For myself, I need that personal touch to stay connected. When it has been safe to do so, we get out and gather as a team (team hikes, golf, dinners, etc). That has helped forge closer connections, especially with a new team in its forming stage.
Following that and to help demonstrate impact, we use OKRs (Objectives and Key Results). At the start of each year as a team, we define the key pillars (objectives) we want to get behind. The KRs and tactics are reviewed and adjusted quarterly, but the overarching objectives remain constant. Then each team member defines their own OKRs encompassing career goals and focus areas laddering up to org and company wide objectives. Our aim is to help team members stay focused but also see the impact they are having upstream by connecting their day-day to the bigger picture.
How does Dropbox invest in your leadership growth?

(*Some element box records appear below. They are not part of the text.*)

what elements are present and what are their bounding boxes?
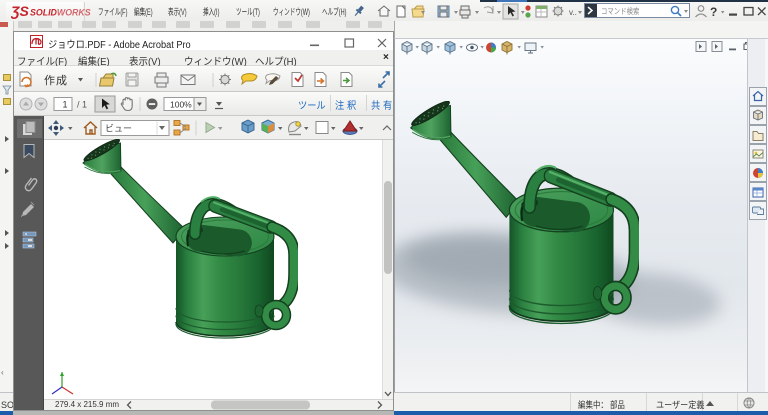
- svg-text:ƷS: ƷS: [11, 4, 30, 19]
- svg-text:SOLIDWORKS: SOLIDWORKS: [30, 8, 91, 18]
- svg-text:v..: v..: [569, 8, 577, 17]
- svg-text:?: ?: [710, 5, 717, 19]
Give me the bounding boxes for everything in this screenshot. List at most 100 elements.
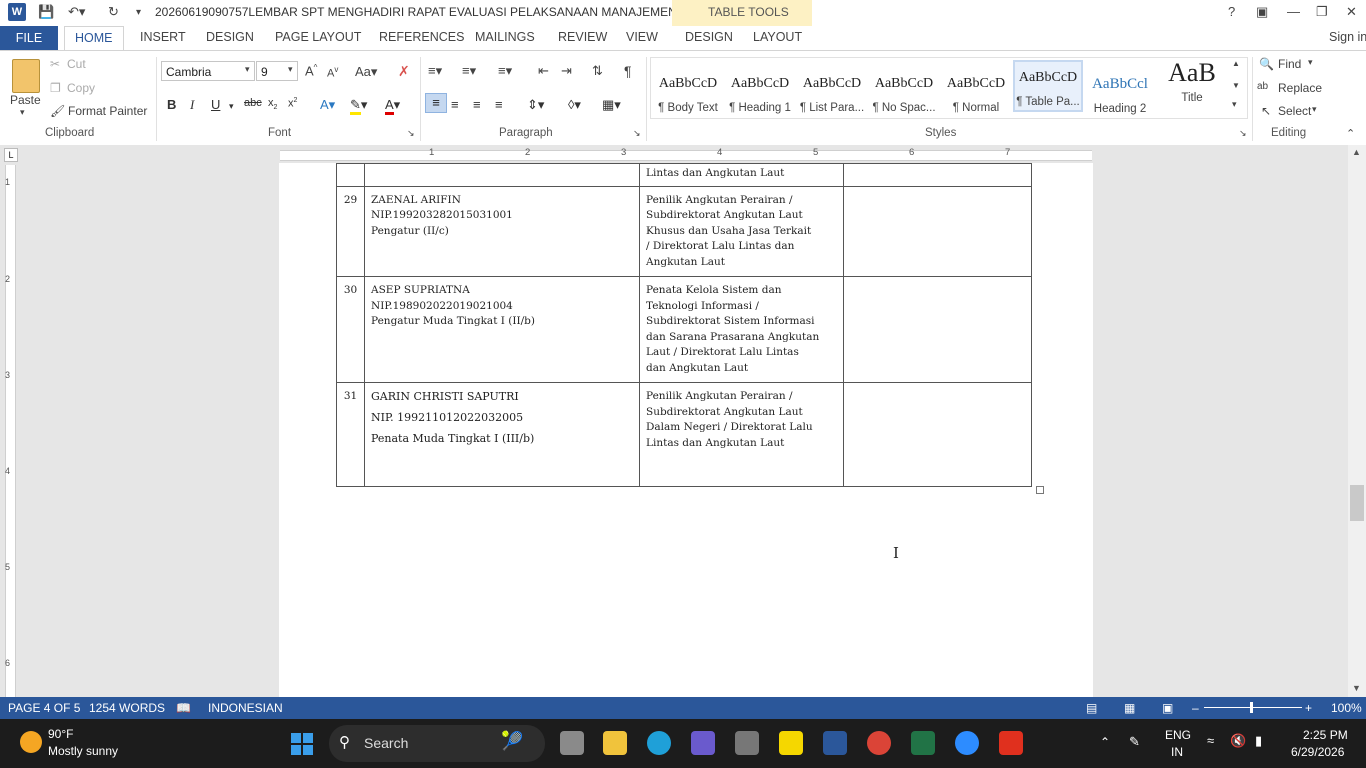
bullets-icon[interactable]: ≡▾: [428, 63, 442, 79]
weather-temp[interactable]: 90°F: [48, 727, 73, 741]
input-region[interactable]: IN: [1171, 745, 1183, 759]
align-center-icon[interactable]: ≡: [451, 97, 459, 112]
scroll-thumb[interactable]: [1350, 485, 1364, 521]
tab-references[interactable]: REFERENCES: [379, 30, 464, 44]
shrink-font-icon[interactable]: Av: [327, 65, 338, 80]
web-layout-icon[interactable]: ▣: [1162, 701, 1173, 715]
tab-mailings[interactable]: MAILINGS: [475, 30, 535, 44]
align-right-icon[interactable]: ≡: [473, 97, 481, 112]
help-icon[interactable]: ?: [1228, 4, 1235, 19]
style-title[interactable]: AaB Title: [1157, 58, 1227, 110]
camera-icon[interactable]: [735, 731, 759, 755]
zoom-out-icon[interactable]: –: [1192, 701, 1199, 715]
empty-cell[interactable]: [843, 276, 1032, 383]
tab-insert[interactable]: INSERT: [140, 30, 186, 44]
zoom-in-icon[interactable]: +: [1305, 701, 1312, 715]
styles-scroll-up-icon[interactable]: ▲: [1232, 59, 1240, 68]
clock-date[interactable]: 6/29/2026: [1291, 745, 1344, 759]
language-label[interactable]: INDONESIAN: [208, 701, 283, 715]
tab-design[interactable]: DESIGN: [206, 30, 254, 44]
table-row[interactable]: Lintas dan Angkutan Laut: [336, 163, 1032, 187]
paste-button[interactable]: Paste: [10, 93, 41, 107]
shading-icon[interactable]: ◊▾: [568, 97, 581, 113]
weather-desc[interactable]: Mostly sunny: [48, 744, 118, 758]
highlight-icon[interactable]: ✎▾: [350, 97, 367, 115]
document-page[interactable]: Lintas dan Angkutan Laut 29 ZAENAL ARIFI…: [279, 163, 1093, 697]
table-row[interactable]: 30 ASEP SUPRIATNA NIP.198902022019021004…: [336, 276, 1032, 383]
tab-table-design[interactable]: DESIGN: [685, 30, 733, 44]
restore-icon[interactable]: ❐: [1316, 4, 1328, 20]
chevron-down-icon[interactable]: ▾: [229, 101, 234, 112]
table-row[interactable]: 29 ZAENAL ARIFIN NIP.199203282015031001 …: [336, 185, 1032, 277]
cut-button[interactable]: Cut: [67, 57, 86, 71]
tab-view[interactable]: VIEW: [626, 30, 658, 44]
staff-table[interactable]: Lintas dan Angkutan Laut 29 ZAENAL ARIFI…: [336, 163, 1032, 487]
collapse-ribbon-icon[interactable]: ⌃: [1346, 127, 1355, 140]
underline-icon[interactable]: U: [211, 97, 220, 112]
chevron-down-icon[interactable]: ▾: [1308, 57, 1313, 68]
name-cell[interactable]: ZAENAL ARIFIN NIP.199203282015031001 Pen…: [364, 185, 640, 277]
search-box[interactable]: ⚲ Search 🎾: [329, 725, 545, 762]
chevron-down-icon[interactable]: ▾: [1312, 104, 1317, 115]
font-name-combo[interactable]: Cambria: [161, 61, 255, 81]
paragraph-dialog-launcher-icon[interactable]: ↘: [633, 128, 641, 139]
position-cell[interactable]: Penilik Angkutan Perairan / Subdirektora…: [639, 382, 844, 487]
print-layout-icon[interactable]: ▦: [1124, 701, 1135, 715]
app-icon[interactable]: [691, 731, 715, 755]
tab-review[interactable]: REVIEW: [558, 30, 607, 44]
edge-icon[interactable]: [647, 731, 671, 755]
word-icon[interactable]: [823, 731, 847, 755]
style-no-spacing[interactable]: AaBbCcD ¶ No Spac...: [869, 68, 939, 120]
horizontal-ruler[interactable]: L 1 2 3 4 5 6 7: [0, 145, 1366, 163]
word-app-icon[interactable]: W: [8, 3, 26, 21]
wifi-icon[interactable]: ≈: [1207, 733, 1214, 748]
show-formatting-icon[interactable]: ¶: [624, 63, 632, 79]
tab-file[interactable]: FILE: [0, 26, 58, 50]
styles-more-icon[interactable]: ▾: [1232, 99, 1237, 110]
battery-icon[interactable]: ▮: [1255, 733, 1262, 749]
minimize-icon[interactable]: —: [1287, 4, 1300, 19]
zoom-icon[interactable]: [955, 731, 979, 755]
line-spacing-icon[interactable]: ⇕▾: [527, 97, 544, 113]
zoom-level[interactable]: 100%: [1331, 701, 1362, 715]
format-painter-button[interactable]: Format Painter: [68, 104, 147, 118]
tab-home[interactable]: HOME: [64, 26, 124, 50]
strikethrough-icon[interactable]: abc: [244, 97, 262, 109]
multilevel-list-icon[interactable]: ≡▾: [498, 63, 512, 79]
page-count[interactable]: PAGE 4 OF 5: [8, 701, 80, 715]
tab-page-layout[interactable]: PAGE LAYOUT: [275, 30, 361, 44]
save-icon[interactable]: 💾: [38, 4, 54, 20]
clock-time[interactable]: 2:25 PM: [1303, 728, 1348, 742]
superscript-icon[interactable]: x2: [288, 97, 297, 110]
numbering-icon[interactable]: ≡▾: [462, 63, 476, 79]
decrease-indent-icon[interactable]: ⇤: [538, 63, 549, 79]
font-dialog-launcher-icon[interactable]: ↘: [407, 128, 415, 139]
pdf-icon[interactable]: [999, 731, 1023, 755]
style-heading-2[interactable]: AaBbCcl Heading 2: [1085, 68, 1155, 120]
tray-chevron-icon[interactable]: ⌃: [1100, 735, 1110, 749]
row-number[interactable]: 30: [336, 276, 365, 383]
start-icon[interactable]: [291, 733, 313, 755]
font-color-icon[interactable]: A▾: [385, 97, 400, 115]
position-cell[interactable]: Penata Kelola Sistem dan Teknologi Infor…: [639, 276, 844, 383]
table-row[interactable]: 31 GARIN CHRISTI SAPUTRI NIP. 1992110120…: [336, 382, 1032, 487]
style-table-paragraph[interactable]: AaBbCcD ¶ Table Pa...: [1013, 60, 1083, 112]
sign-in-link[interactable]: Sign in: [1329, 30, 1366, 44]
style-normal[interactable]: AaBbCcD ¶ Normal: [941, 68, 1011, 120]
borders-icon[interactable]: ▦▾: [602, 97, 621, 113]
customize-toolbar-icon[interactable]: ▾: [136, 7, 141, 18]
style-list-paragraph[interactable]: AaBbCcD ¶ List Para...: [797, 68, 867, 120]
clear-formatting-icon[interactable]: ✗: [398, 63, 410, 80]
chrome-icon[interactable]: [867, 731, 891, 755]
name-cell[interactable]: ASEP SUPRIATNA NIP.198902022019021004 Pe…: [364, 276, 640, 383]
name-cell[interactable]: GARIN CHRISTI SAPUTRI NIP. 1992110120220…: [364, 382, 640, 487]
file-explorer-icon[interactable]: [603, 731, 627, 755]
copy-button[interactable]: Copy: [67, 81, 95, 95]
empty-cell[interactable]: [843, 185, 1032, 277]
scroll-up-icon[interactable]: ▲: [1352, 147, 1361, 157]
vertical-ruler[interactable]: 1 2 3 4 5 6: [0, 165, 18, 697]
text-effects-icon[interactable]: A▾: [320, 97, 335, 113]
find-button[interactable]: Find: [1278, 57, 1301, 71]
scroll-down-icon[interactable]: ▼: [1352, 683, 1361, 693]
row-number[interactable]: 29: [336, 185, 365, 277]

A couple of years ago I was fortunate to participate in an external course on personal development, leadership, and executive coaching. This was a significant self investment through which I was really pushed out of my comfort zone but gleaned a lot of confidence, as well as tools and techniques to help with leading a team.
More recently, I’ve been lucky to participate in the Manager’s Summit program at Dropbox. Having such a reputable program (sponsored by our CEO Drew) is testament to the value Dropbox places in developing well-rounded leaders to navigate a lot of ambiguity and complexity in today’s workplace. I’m probably one of the youngest on that program so am definitely taking a position of “listening to learn” from such a phenomenal cohort of Dropbox leaders.
How do you maintain culture on your team without an office?
I recently read “Above The Line” by Urban Meyer and really liked how he framed it from a sporting point of view. The foundation of culture is core beliefs, namely:
- What we believe (e.g. relentless focus on the customer, competitive excellence, power of the team)
- How we behave
- Outcome we achieve
Culture ultimately drives behavior and behavior produces results. In Virtual First, I believe we can still preserve a high performing culture using coaching as a leadership style. This requires giving our teams clarity of purpose and tools that empower them, and ensuring we have deep trust, high standards, and accountability. For me, OKRs are a great framework to achieve this, especially when leaders can adjust their coaching style to best suit the different personality types, learning styles, motivations, and strengths among their team members.
What keys do you think can help someone thrive in Virtual First?
From what I’ve seen thus far, those who thrive seem to place a premium on autonomy and flexibility, and are naturally independent, hard-working, and trustworthy. I also feel we really thrive when we adapt that mindset of interdependence (“we are all in it together”). I feel it’s incumbent upon team leads to design work arrangements that offer equal opportunity to all team members—regardless of location—to express their power and demonstrate their impact.
What part of Virtual First allows you to be most successful in your role?
The time outside Core Collaboration Hours serve as a built in buffer each day for head down, undistracted focus work. Without this, we’re on the hamster wheel doing busy work. So the acknowledgement of this from the top has helped me shift from operational to strategic leadership. I still have things I need to improve, but this time certainly enables me to find my focus, filter the noise, and follow through on commitments.